Experimental Drugs: FSA Eligibility
What are experimental drugs?
Experimental drugs are any substance that has been tested in a laboratory and approved by the U.S. Food and Drug Administration (FDA) for testing in people. Experimental drugs are assessed for safety and effectiveness through clinical trials. A drug may be considered experimental if it’s already approved to treat a specific disease or condition, but is being investigated for its effectiveness in use for another disease or condition. Experimental drugs are often called investigational drugs.
A drug is considered experimental if the Food and Drug Administration (FDA) hasn’t granted approval to market the drug. If the drug is proceeding through clinical Phase I or Phase II trials, it’s also considered experimental. The same applies if the drug is part of the experimental or research arm of a Phase III trial (Verywell Health).

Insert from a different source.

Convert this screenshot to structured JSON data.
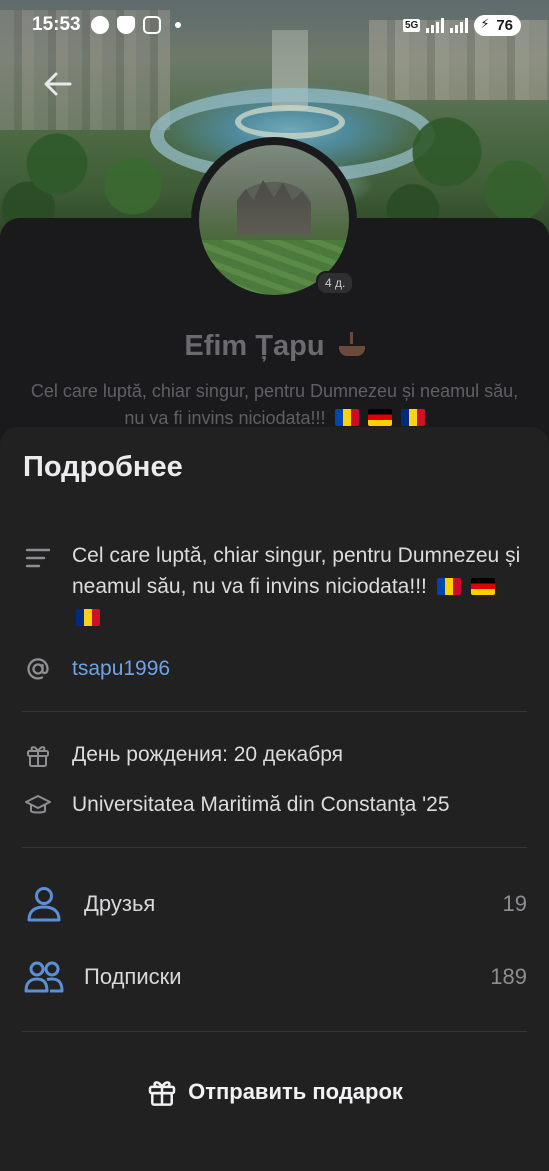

Experimental drugs can also be defined when the written protocol under which the drug is being provided describe its objectives, determination of safety, efficacy, efficacy in comparison with conventional alternatives, or toxicity. Experimental drugs are also designated as such when undergoing studies to change the approved route of administration or dosage of the drug. They also are considered experimental if there’s a change in the approved patient population, or a significant change in the marketing of an approved drug.
Drugs that are considered experimental and are necessary for the treatment of a medical condition are eligible for reimbursement under a consumer-directed healthcare account. A prescription for experimental drugs is required for the expense to be eligible for reimbursement.